Over the past two seasons, Barmes has played in 156 games and compiled a saltine of .219/.270/.305/.575.  Now, his numbers are starkly different between seasons:

2013 – .211/.249/.309/.558

2014 – .245/.328/.294/.622

The difference between the two seasons is how many games he played. In 2013, he was the every day starter. In 2014, not so much.  He performed better as a backup. Considering that he will be 36 on Opening Day, it’s unlikely that he will improve greatly. Combined his saltine is pathetic – like the Padres in the month of June pathetic.

However, his hitting in 2014 provides one glimmer of hope, and it’s not his combined 63 OPS+.  It is his 2014 on-base percentage. While his slugging percentage was a paltry 100 points below the league average, his OBP in 2014 was actually above the league average. For a team like the Padres that needs guys on base, a .328 OBP regardless of power is helpful. As for his value to the Padres, try to ignore the OPS+ and focus on the OBP. It’ll help you sleep.

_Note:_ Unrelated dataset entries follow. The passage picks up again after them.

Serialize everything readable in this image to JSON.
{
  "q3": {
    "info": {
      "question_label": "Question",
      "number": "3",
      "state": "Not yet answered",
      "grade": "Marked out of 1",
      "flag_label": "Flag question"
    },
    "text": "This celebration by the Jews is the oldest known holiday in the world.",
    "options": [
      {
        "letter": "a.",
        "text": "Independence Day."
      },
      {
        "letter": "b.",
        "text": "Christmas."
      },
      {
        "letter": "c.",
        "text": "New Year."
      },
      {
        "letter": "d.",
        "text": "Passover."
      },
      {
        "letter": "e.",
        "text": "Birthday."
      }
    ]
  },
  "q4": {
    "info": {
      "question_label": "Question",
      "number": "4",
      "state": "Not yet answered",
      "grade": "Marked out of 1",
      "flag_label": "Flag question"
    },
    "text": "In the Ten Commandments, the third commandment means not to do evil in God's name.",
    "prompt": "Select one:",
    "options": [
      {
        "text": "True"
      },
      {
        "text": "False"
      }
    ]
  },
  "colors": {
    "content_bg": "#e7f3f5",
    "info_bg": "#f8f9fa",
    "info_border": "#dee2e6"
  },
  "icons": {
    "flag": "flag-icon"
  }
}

Now, I could spout on about Barmes’ 79 wRC+ (which is quite a bit below average), but there are only so many ways to describe how Barmes has very little power which is offset only slightly by his ability to get on base at a slightly above league average clip.

Part of what drug down Barmes’ numbers to his bad 2013 season was his .257 batting average on balls in play.  His 2014 .294 BABiP was about the major league average and is generally where the former-Rockie lurks.

It is worth noting that his career saltine at Petco is: .280/.314/.434/.748.  He has performed better at Petco than all but three other parks in which he has taken at least 60 plate appearances. Unfortunately, that could be the result of him just being a Padre-killer. His OPS and OPS+ against the Padres are third-highest amongst any team he has taken at least 60 plate appearances against.


As a guy in his mid-30s, it would be hard to expect Barmes to be the everyday SS. While his range factor per 9 innings was 3.65 (league average of 4.30) was not particularly good, he has had a positive defensive WAR and a positive total zone total fielding runs above average over both of the past two seasons. Basically, he is a good defender. Not great, but good, especially considering his age.  The Indiana native’s defensive WAR was better than his offensive WAR in both of the past two seasons, which is uncommon.

Frankly, Barmes has never posted an OPS+ or a wRC+ over 100 in his 12 big league seasons. He isn’t much of an offensive improvement from Alexi Amarista. Don’t expect him to do any better as a 36-year-old in Petco Park.